Siegelman and a group of volunteers from HorseAbility will assist BraveHearts with its ride through New York City. In addition, Paul Martinez, an Army veteran who is the facilities manager at HorseAbility, will participate as a rider.


Robbie Siegelman (Left) and Paul Martinez (Right)

Martinez, who also is the director of HorseAbility’s veterans’ program, served from 2006-2014. He was an Airborne Ranger Sniper, deployed six times to Afghanistan with the 3rd Ranger Battalion.

“We’re just trying to do our little part and also get the word out there,” Siegelman said about participating in the Trail to Zero. “There is a huge need for it.”

There are four Trail to Zero rides this year. The first was held last week in Washington, D.C. Following the New York event, there will be rides in Chicago (Sept. 28) and Houston (Nov. 2).

In addition to raising awareness about veteran suicide, the mission of the Trail to Zero is to educate veterans and their families about the healing benefits of equine-assisted services.

BraveHearts has the largest equine-based program for veterans in the nation and offers services free to veterans. The program seeks to provide emotional, cognitive, social, and physical benefits through riding, ground activities, carriage driving, and gentling wild mustangs.

“What the horses have done for these veterans is amazing,” Siegelman said. “Horses have turned around their lives and now they’re trying to help other people out there who need it.

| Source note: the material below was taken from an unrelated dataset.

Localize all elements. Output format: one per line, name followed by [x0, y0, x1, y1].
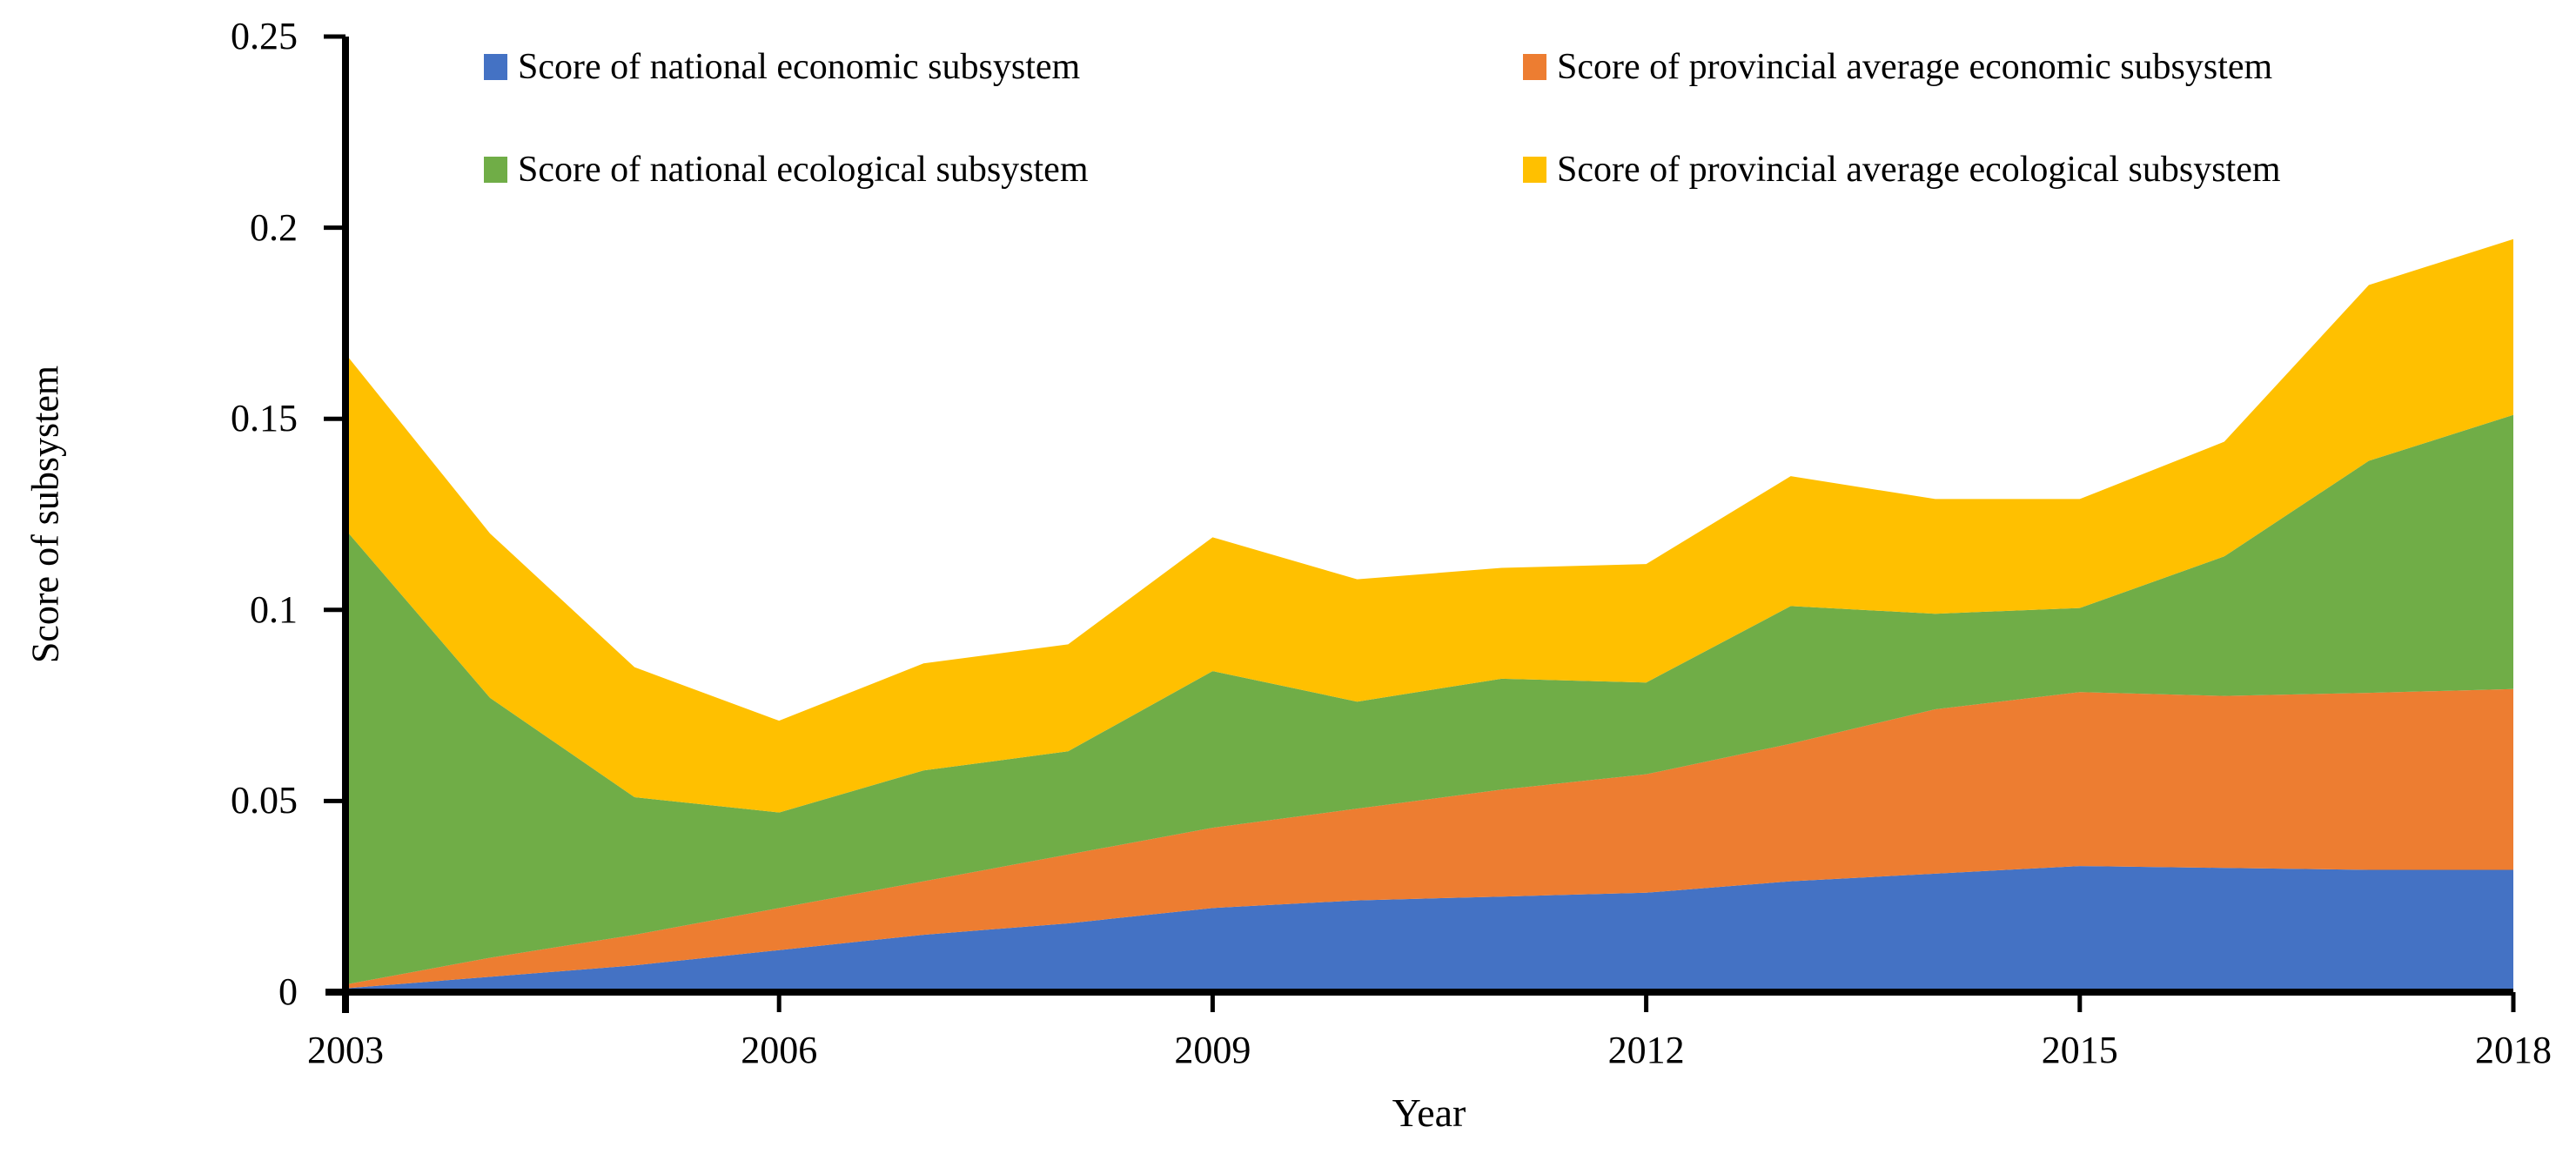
- legend-swatch-provincial-average-economic-icon: [1523, 54, 1546, 80]
- x-axis-tick-label: 2009: [1174, 1029, 1251, 1071]
- legend-label-provincial-average-ecological: Score of provincial average ecological s…: [1557, 150, 2281, 190]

“It really does work. Most people in the horse business know that animals are the best medicine for anything. That’s why I come to HorseAbility and work.”

Veterans in the Trail to Zero group have said they will continue to ride each year until the average of 20 suicides a day becomes zero. Siegelman has spent much of the week with the participants at events leading up to Saturday’s ride.

“I’m doing this for the same reason that I’ve always done it. It’s what I know,” Siegelman said. “I know about horses and I like to help people. I enjoy it and it’s rewarding. For me, it’s a no-brainer.”